U.S. authorities have tried to attack inversions by tampering with technical regulations. Up to a point, this approach can be effective. Certainly it scored its biggest victory by destroying the Pfizer-Allergan deal. Under the old rules, a merger would not gain the full tax benefits of inversion if the shareholders of the larger firm ended up with more than 60% of the combined company. The deal was structured so that Pfizer shareholders would hold about 56% of the total. 

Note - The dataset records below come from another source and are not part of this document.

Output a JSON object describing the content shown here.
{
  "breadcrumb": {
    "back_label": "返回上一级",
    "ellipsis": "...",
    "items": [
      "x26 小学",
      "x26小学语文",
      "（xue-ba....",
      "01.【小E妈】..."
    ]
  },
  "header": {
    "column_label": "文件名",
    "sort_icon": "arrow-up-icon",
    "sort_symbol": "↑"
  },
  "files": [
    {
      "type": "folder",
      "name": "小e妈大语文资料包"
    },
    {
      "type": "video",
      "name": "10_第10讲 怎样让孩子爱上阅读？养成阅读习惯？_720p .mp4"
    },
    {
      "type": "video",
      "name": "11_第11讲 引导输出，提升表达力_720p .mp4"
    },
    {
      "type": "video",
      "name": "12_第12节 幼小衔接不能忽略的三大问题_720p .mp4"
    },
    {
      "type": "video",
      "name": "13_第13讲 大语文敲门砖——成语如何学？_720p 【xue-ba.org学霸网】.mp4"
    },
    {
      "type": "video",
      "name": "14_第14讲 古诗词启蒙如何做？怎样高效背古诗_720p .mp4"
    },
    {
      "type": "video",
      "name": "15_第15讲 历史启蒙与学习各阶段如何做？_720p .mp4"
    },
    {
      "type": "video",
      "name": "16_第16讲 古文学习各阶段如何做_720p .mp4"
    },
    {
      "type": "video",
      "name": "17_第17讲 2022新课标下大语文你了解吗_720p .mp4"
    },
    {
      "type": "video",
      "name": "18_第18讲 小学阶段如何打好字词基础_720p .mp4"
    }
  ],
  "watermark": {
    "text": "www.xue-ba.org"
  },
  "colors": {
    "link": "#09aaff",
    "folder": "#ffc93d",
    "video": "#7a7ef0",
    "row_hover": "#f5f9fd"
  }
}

But under rules issued Monday, the calculation of the size of the foreign firm had to ignore any acquisitions it made of U.S. companies in the previous three years. That's a period during which Allergan engorged itself through several inversions, including the Actavis deal. Subtracting those meant that the Pfizer shareholders would be deemed to own 80% of the merged company, nullifying the tax benefits. 

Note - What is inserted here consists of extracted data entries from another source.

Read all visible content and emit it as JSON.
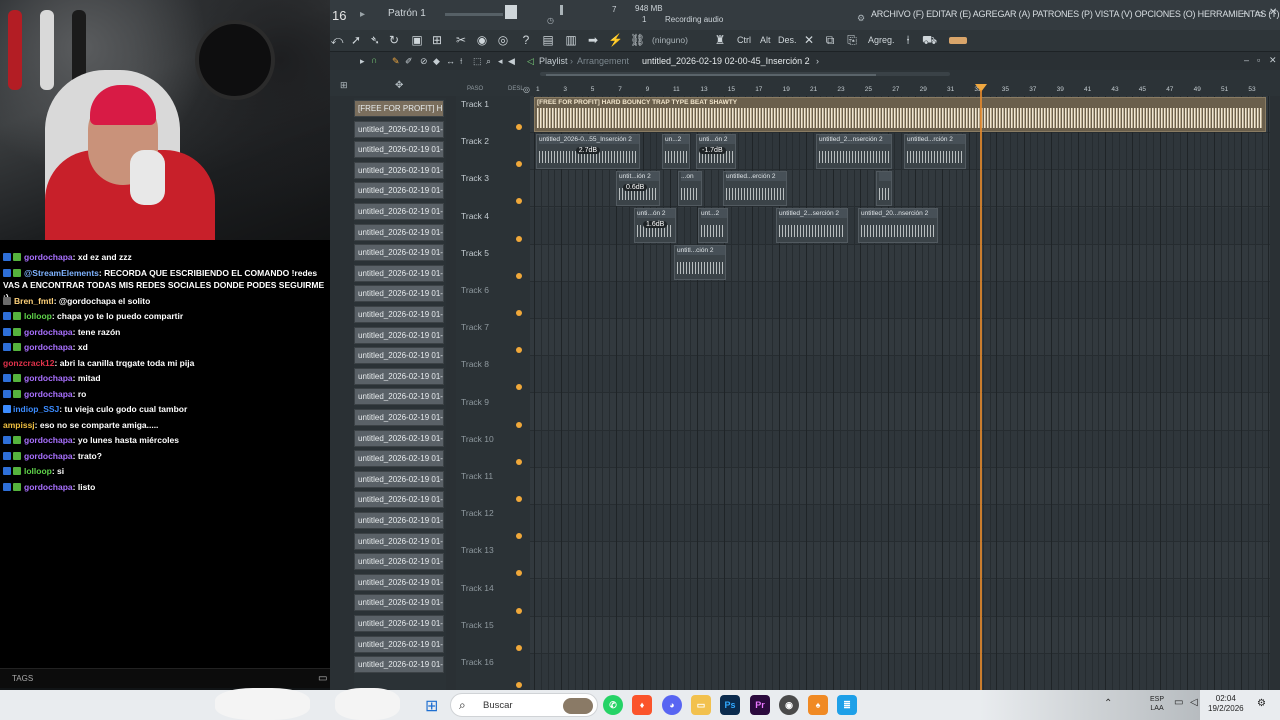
{
  "fl": {
    "pattern_number": "16",
    "pattern_label": "Patrón 1",
    "cpu": "7",
    "memory": "948 MB",
    "voices": "1",
    "recording_text": "Recording audio",
    "menu": "ARCHIVO (F) EDITAR (E) AGREGAR (A) PATRONES (P) VISTA (V) OPCIONES (O) HERRAMIENTAS (T) AYUDA",
    "ninguno": "(ninguno)",
    "ctrl": "Ctrl",
    "alt": "Alt",
    "des": "Des.",
    "agreg": "Agreg.",
    "playlist_label": "Playlist",
    "arrangement_label": "Arrangement",
    "insert_label": "untitled_2026-02-19 02-00-45_Inserción 2",
    "paso": "PASO",
    "desl": "DESL"
  },
  "ruler": [
    "1",
    "3",
    "5",
    "7",
    "9",
    "11",
    "13",
    "15",
    "17",
    "19",
    "21",
    "23",
    "25",
    "27",
    "29",
    "31",
    "33",
    "35",
    "37",
    "39",
    "41",
    "43",
    "45",
    "47",
    "49",
    "51",
    "53"
  ],
  "patterns": [
    "[FREE FOR PROFIT] H...",
    "untitled_2026-02-19 01-...",
    "untitled_2026-02-19 01-...",
    "untitled_2026-02-19 01-...",
    "untitled_2026-02-19 01-...",
    "untitled_2026-02-19 01-...",
    "untitled_2026-02-19 01-...",
    "untitled_2026-02-19 01-...",
    "untitled_2026-02-19 01-...",
    "untitled_2026-02-19 01-...",
    "untitled_2026-02-19 01-...",
    "untitled_2026-02-19 01-...",
    "untitled_2026-02-19 01-...",
    "untitled_2026-02-19 01-...",
    "untitled_2026-02-19 01-...",
    "untitled_2026-02-19 01-...",
    "untitled_2026-02-19 01-...",
    "untitled_2026-02-19 01-...",
    "untitled_2026-02-19 01-...",
    "untitled_2026-02-19 01-...",
    "untitled_2026-02-19 01-...",
    "untitled_2026-02-19 01-...",
    "untitled_2026-02-19 01-...",
    "untitled_2026-02-19 01-...",
    "untitled_2026-02-19 01-...",
    "untitled_2026-02-19 01-...",
    "untitled_2026-02-19 01-...",
    "untitled_2026-02-19 01-..."
  ],
  "tracks": [
    "Track 1",
    "Track 2",
    "Track 3",
    "Track 4",
    "Track 5",
    "Track 6",
    "Track 7",
    "Track 8",
    "Track 9",
    "Track 10",
    "Track 11",
    "Track 12",
    "Track 13",
    "Track 14",
    "Track 15",
    "Track 16"
  ],
  "clips": {
    "beat": "[FREE FOR PROFIT] HARD BOUNCY TRAP TYPE BEAT SHAWTY",
    "t2a": "untitled_2026-0...55_Inserción 2",
    "t2b": "un...2",
    "t2c": "unti...ón 2",
    "t2d": "untitled_2...nserción 2",
    "t2e": "untitled...rción 2",
    "t3a": "untit...ión 2",
    "t3b": "...on",
    "t3c": "untitled...erción 2",
    "t3d": "",
    "t4a": "unti...ón 2",
    "t4b": "unt...2",
    "t4c": "untitled_2...serción 2",
    "t4d": "untitled_20...nserción 2",
    "t5a": "untitl...ción 2",
    "db1": "2.7dB",
    "db2": "-1.7dB",
    "db3": "0.6dB",
    "db4": "1.6dB"
  },
  "chat": [
    {
      "user": "gordochapa",
      "color": "#a970ff",
      "msg": ": xd ez and zzz"
    },
    {
      "user": "@StreamElements",
      "color": "#7fb3ff",
      "msg": ": RECORDA QUE ESCRIBIENDO EL COMANDO !redes VAS A ENCONTRAR TODAS MIS REDES SOCIALES DONDE PODES SEGUIRME :)"
    },
    {
      "user": "Bren_fmtl",
      "color": "#ffd27a",
      "msg": ": @gordochapa el solito"
    },
    {
      "user": "lolloop",
      "color": "#5fd34a",
      "msg": ": chapa yo te lo puedo compartir"
    },
    {
      "user": "gordochapa",
      "color": "#a970ff",
      "msg": ": tene razón"
    },
    {
      "user": "gordochapa",
      "color": "#a970ff",
      "msg": ": xd"
    },
    {
      "user": "gonzcrack12",
      "color": "#e0324b",
      "msg": ": abri la canilla trqgate toda mi pija"
    },
    {
      "user": "gordochapa",
      "color": "#a970ff",
      "msg": ": mitad"
    },
    {
      "user": "gordochapa",
      "color": "#a970ff",
      "msg": ": ro"
    },
    {
      "user": "indiop_SSJ",
      "color": "#3c8cff",
      "msg": ": tu vieja culo godo cual tambor"
    },
    {
      "user": "ampissj",
      "color": "#f0c040",
      "msg": ": eso no se comparte amiga....."
    },
    {
      "user": "gordochapa",
      "color": "#a970ff",
      "msg": ": yo lunes hasta miércoles"
    },
    {
      "user": "gordochapa",
      "color": "#a970ff",
      "msg": ": trato?"
    },
    {
      "user": "lolloop",
      "color": "#5fd34a",
      "msg": ": si"
    },
    {
      "user": "gordochapa",
      "color": "#a970ff",
      "msg": ": listo"
    }
  ],
  "chat_tags": "TAGS",
  "taskbar": {
    "search": "Buscar",
    "lang1": "ESP",
    "lang2": "LAA",
    "time": "02:04",
    "date": "19/2/2026"
  }
}
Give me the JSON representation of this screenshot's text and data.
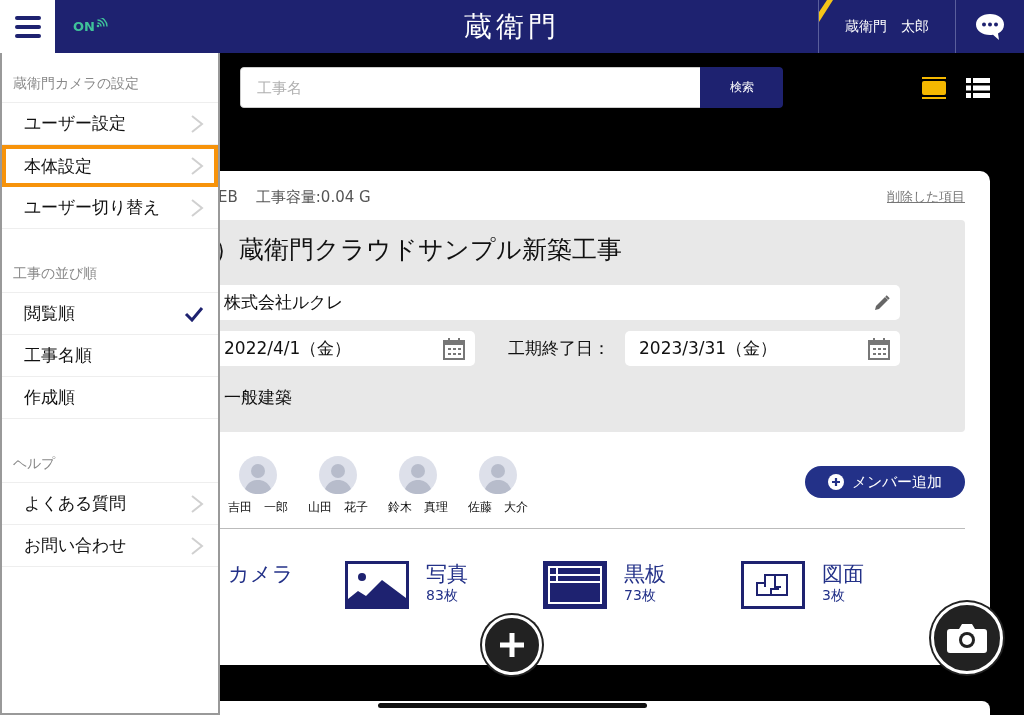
{
  "header": {
    "status": "ON",
    "logo": "蔵衛門",
    "user": "蔵衛門　太郎"
  },
  "search": {
    "placeholder": "工事名",
    "button": "検索"
  },
  "view_modes": [
    {
      "kind": "card",
      "selected": true
    },
    {
      "kind": "list",
      "selected": false
    }
  ],
  "project": {
    "meta": "EB",
    "capacity": "工事容量:0.04 G",
    "deleted_link": "削除した項目",
    "title": "）蔵衛門クラウドサンプル新築工事",
    "company": "株式会社ルクレ",
    "start_date": "2022/4/1（金）",
    "end_label": "工期終了日：",
    "end_date": "2023/3/31（金）",
    "category": "一般建築"
  },
  "members": [
    {
      "name": "吉田　一郎"
    },
    {
      "name": "山田　花子"
    },
    {
      "name": "鈴木　真理"
    },
    {
      "name": "佐藤　大介"
    }
  ],
  "add_member": "メンバー追加",
  "features": [
    {
      "kind": "camera",
      "label": "カメラ"
    },
    {
      "kind": "photo",
      "label": "写真",
      "count": "83枚"
    },
    {
      "kind": "board",
      "label": "黒板",
      "count": "73枚"
    },
    {
      "kind": "plan",
      "label": "図面",
      "count": "3枚"
    }
  ],
  "drawer": [
    {
      "title": "蔵衛門カメラの設定",
      "items": [
        {
          "kind": "link",
          "label": "ユーザー設定",
          "highlighted": false
        },
        {
          "kind": "link",
          "label": "本体設定",
          "highlighted": true
        },
        {
          "kind": "link",
          "label": "ユーザー切り替え",
          "highlighted": false
        }
      ]
    },
    {
      "title": "工事の並び順",
      "items": [
        {
          "kind": "option",
          "label": "閲覧順",
          "selected": true,
          "highlighted": false
        },
        {
          "kind": "option",
          "label": "工事名順",
          "selected": false,
          "highlighted": false
        },
        {
          "kind": "option",
          "label": "作成順",
          "selected": false,
          "highlighted": false
        }
      ]
    },
    {
      "title": "ヘルプ",
      "items": [
        {
          "kind": "link",
          "label": "よくある質問",
          "highlighted": false
        },
        {
          "kind": "link",
          "label": "お問い合わせ",
          "highlighted": false
        }
      ]
    }
  ]
}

The speed with which Pfizer canceled the merger underscores how little the "strategic" synergies of the deal really meant, compared with the tax benefits. Pfizer executives haven't bothered to explain why the Allergan merger wouldn't be worthwhile even without the benefits of inversion-driven tax savings.

That's unsurprising, in light of Pfizer's history of squeezing the tax code for advantages until it screams for mercy. Citizens for Tax Fairness and other sources have asserted that the company's effective tax rate, stated as 22.2% in its 2015 annual report, is effectively closer to 7.5%, thanks to international accounting stratagems. Even so, the company was estimated to be in line for $1 billion a year in tax gains if the Allergan merger went through.

The government's attack on the Pfizer-Allergan deal shows that it's serious about stemming inversions, but the question remains whether its approach is the best one. Tinkering with tax technicalities works in specific cases, but as USC tax expert Edward Kleinbard has argued (and as I reported here) a more lasting approach would be to attack inversions at the root -- by reducing the gap between the tax treatment of corporate income in the U.S. in comparison with the rest of the world. This would shut off corporations' incentives to play one country's tax regime against another's. 

As long as the average tax rate paid by American corporations on foreign income is about 16.7% (according to a survey by two Dutch economists), while it's 5.6% in Ireland and 3.8% in Britain, corporate tax attorneys will try to earn their pay by looking for ways to capture the difference. Kleinbard believes that the right solution is "worldwide tax consolidation at a fair rate." That could mean reducing the U.S. corporate rate from 35% to somewhere in the mid-20s, he says, but the result will be a cleaner, fairer and perhaps even a more productive corporate tax.